Le gouvernement belge n’y gagnerait pas moins. Le régime du monopole, portant sur une consommation supplémentaire de 4 millions de kilogrammes, donnerait un accroissement de 12 à 15 millions dans le revenu brut de l’impôt. En admettant ainsi que le revenu net s’élevât à 100 millions de francs pour les 40 millions d’habitans que comprennent la France et la Belgique, le trésor belge recevrait, pour sa part, tous frais déduits, une somme ronde de 10 millions[1] ; et, comme le revenu de la Belgique, déduction faite des frais de perception, n’excède pas 80 millions de francs, ce serait une augmentation d’un huitième dans les ressources du pays, une somme égale à l’intérêt de la dette publique et de l’amortissement. La Belgique, ayant achevé ses chemins de fer, et portant ainsi ses recettes au niveau de ses dépenses ordinaires, n’aurait plus besoin d’emprunter. On assurerait son existence en consolidant son crédit.

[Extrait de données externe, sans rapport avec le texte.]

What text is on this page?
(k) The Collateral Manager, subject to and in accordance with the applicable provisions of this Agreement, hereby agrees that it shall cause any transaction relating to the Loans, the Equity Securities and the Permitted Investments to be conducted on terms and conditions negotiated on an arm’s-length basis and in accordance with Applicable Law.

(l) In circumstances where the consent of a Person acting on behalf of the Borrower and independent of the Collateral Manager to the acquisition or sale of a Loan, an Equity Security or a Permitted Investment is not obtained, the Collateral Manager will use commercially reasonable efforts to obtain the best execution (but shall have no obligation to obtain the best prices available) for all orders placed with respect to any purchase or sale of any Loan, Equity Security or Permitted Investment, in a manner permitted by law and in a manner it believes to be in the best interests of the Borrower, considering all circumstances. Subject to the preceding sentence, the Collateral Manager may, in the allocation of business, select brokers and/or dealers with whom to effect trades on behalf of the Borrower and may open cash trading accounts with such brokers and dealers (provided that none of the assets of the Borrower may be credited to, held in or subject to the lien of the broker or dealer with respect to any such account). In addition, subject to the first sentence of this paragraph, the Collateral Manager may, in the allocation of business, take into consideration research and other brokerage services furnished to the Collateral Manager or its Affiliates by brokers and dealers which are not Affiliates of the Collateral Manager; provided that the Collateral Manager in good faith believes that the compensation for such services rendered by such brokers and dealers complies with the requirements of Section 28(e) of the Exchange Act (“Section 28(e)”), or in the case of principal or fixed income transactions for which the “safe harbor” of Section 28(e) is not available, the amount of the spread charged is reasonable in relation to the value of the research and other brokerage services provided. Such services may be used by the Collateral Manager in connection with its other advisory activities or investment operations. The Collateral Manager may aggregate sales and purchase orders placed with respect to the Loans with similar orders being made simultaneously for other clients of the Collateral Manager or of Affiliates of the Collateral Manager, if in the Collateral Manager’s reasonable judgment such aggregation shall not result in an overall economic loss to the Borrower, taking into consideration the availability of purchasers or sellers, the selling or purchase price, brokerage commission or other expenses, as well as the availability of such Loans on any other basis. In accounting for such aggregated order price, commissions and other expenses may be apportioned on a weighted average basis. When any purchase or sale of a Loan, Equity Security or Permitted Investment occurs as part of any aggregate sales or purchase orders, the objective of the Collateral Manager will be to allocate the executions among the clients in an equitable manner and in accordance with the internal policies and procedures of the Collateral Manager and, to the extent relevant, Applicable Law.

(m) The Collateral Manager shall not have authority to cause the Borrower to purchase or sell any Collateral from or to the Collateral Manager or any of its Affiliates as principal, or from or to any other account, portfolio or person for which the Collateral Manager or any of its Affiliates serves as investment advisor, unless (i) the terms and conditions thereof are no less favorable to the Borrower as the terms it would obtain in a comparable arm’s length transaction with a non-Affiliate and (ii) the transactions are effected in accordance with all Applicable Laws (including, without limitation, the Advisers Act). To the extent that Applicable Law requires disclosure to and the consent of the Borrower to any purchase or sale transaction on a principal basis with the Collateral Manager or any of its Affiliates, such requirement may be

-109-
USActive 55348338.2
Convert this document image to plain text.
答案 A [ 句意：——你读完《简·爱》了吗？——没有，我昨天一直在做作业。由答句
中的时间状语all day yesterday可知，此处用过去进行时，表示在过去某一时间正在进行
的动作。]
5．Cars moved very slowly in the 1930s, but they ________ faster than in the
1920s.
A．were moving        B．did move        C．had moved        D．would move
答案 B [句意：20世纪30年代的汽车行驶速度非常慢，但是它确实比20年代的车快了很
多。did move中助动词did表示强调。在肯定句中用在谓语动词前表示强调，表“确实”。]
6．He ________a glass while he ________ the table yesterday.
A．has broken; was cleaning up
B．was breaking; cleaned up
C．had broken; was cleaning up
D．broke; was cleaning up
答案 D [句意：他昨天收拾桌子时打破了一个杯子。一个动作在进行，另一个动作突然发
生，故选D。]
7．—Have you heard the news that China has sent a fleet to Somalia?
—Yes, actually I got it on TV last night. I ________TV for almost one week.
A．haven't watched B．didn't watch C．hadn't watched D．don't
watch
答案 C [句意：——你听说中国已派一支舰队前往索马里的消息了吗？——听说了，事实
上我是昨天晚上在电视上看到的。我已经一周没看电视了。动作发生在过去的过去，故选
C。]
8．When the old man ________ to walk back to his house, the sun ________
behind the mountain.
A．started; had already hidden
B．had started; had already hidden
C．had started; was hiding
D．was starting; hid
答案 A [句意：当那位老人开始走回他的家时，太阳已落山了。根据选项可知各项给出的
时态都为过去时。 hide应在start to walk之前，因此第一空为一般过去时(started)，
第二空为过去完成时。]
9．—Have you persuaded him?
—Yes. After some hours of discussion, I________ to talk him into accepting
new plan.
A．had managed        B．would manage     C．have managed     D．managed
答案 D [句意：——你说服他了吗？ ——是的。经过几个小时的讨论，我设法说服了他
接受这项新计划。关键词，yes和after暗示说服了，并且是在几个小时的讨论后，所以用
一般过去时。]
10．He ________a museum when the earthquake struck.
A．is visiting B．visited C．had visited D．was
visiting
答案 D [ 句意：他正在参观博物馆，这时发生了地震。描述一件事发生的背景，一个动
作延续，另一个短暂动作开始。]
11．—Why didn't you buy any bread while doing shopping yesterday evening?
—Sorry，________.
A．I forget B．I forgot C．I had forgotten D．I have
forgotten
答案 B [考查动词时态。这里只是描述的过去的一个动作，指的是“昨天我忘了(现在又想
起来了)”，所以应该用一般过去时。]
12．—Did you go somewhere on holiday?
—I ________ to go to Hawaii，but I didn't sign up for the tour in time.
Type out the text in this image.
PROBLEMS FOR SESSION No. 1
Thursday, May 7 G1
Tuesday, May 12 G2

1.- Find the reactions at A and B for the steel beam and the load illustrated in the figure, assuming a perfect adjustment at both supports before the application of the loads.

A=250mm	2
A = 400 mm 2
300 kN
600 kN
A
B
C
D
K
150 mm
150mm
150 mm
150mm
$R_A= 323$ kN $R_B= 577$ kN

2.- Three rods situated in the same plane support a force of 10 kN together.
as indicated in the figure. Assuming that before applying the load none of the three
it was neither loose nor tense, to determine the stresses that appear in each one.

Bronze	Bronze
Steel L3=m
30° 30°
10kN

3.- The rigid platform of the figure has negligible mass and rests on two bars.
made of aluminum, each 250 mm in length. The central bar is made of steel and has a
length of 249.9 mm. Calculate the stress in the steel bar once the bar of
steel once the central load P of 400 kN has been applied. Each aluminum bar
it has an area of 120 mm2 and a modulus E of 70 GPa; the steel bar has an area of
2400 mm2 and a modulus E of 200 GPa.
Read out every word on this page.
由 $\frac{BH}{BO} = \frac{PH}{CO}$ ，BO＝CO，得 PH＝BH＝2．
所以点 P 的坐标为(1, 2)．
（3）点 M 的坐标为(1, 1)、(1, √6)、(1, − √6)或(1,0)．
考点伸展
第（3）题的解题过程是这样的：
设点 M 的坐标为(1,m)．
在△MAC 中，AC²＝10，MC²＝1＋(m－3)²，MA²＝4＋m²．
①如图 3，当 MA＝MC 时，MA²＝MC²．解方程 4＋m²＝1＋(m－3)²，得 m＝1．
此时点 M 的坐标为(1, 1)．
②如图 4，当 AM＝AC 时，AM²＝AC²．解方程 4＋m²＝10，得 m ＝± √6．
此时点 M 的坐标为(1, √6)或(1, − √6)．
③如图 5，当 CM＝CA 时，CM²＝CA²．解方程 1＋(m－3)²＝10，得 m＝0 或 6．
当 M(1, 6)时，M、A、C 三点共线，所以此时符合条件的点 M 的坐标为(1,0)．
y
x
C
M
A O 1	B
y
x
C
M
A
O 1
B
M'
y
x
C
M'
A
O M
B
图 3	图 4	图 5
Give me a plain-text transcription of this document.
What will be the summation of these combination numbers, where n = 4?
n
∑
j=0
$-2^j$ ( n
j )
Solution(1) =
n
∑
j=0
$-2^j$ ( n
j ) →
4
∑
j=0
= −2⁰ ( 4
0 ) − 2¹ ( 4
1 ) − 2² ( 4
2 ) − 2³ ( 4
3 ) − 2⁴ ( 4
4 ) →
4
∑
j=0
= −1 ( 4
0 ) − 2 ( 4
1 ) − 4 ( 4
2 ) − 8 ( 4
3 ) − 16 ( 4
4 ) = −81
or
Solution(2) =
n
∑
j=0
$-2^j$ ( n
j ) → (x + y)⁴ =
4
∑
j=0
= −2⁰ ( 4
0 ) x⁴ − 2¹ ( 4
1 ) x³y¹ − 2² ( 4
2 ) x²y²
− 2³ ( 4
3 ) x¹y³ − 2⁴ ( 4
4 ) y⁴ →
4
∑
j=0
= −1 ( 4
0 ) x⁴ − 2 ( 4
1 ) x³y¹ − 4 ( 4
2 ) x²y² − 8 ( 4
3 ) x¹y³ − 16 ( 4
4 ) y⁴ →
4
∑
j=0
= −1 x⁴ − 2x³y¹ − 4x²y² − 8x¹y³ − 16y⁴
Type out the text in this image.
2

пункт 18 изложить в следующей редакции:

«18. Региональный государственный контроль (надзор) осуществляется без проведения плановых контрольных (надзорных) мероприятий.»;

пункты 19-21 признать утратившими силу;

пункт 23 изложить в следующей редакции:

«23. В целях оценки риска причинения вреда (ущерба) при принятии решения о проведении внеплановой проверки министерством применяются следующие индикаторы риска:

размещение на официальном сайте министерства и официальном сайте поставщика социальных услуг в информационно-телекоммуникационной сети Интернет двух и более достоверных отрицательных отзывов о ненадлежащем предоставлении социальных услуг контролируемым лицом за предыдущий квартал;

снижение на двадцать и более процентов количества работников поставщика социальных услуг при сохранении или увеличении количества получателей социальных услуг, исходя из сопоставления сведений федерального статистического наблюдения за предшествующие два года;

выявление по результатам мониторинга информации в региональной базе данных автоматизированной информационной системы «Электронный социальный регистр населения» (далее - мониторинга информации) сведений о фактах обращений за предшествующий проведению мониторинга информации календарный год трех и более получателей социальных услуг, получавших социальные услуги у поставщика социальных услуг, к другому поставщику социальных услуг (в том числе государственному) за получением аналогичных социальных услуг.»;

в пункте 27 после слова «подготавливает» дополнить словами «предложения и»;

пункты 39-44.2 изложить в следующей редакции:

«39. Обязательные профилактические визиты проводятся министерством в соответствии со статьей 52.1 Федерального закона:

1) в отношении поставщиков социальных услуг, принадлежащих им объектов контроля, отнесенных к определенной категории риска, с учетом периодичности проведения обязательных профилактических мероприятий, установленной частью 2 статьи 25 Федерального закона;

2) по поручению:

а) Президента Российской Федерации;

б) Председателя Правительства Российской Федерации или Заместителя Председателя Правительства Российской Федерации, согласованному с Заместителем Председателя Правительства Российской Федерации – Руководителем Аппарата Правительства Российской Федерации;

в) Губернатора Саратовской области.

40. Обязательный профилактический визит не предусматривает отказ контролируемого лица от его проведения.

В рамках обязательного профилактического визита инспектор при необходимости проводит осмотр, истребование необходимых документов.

Il ne faut pas se dissimuler que, pour aboutir à un résultat commun dans le régime des tabacs, la France et la Belgique partiraient de deux points opposés. Non-seulement le monopole est d’un côté tandis que la liberté est de l’autre ; mais, ainsi que nous l’avons déjà fait remarquer, le régime de la liberté s’est acclimaté en Belgique avec un succès presque égal à celui que le monopole obtient aujourd’hui en France, après bien des vicissitudes et à travers mille difficultés. L’importation du monopole en Belgique, avec son cortége de formalités, de servitudes, et même de vexations, ne soulèvera-t-elle ni résistance, ni répulsion ? Le gouvernement belge paraît disposé à tenter cette grande expérience. La chambre de commerce de Mons a déclaré, dans l’enquête de 1840, que la nécessité de subir le monopole du tabac n’avait rien qui l’effrayât. Reste à savoir si le peuple qui consomme et les débitans qui vendent se résigneront, avec une égale facilité, à payer le tabac deux fois

  1. Si le monopole du tabac doit être plus productif en Belgique qu’en France, proportionnellement à la population, il ne faut pas oublier que la surveillance y sera infiniment plus coûteuse, et que, dans l’union douanière, les frais ainsi que les bénéfices sont mis en commun.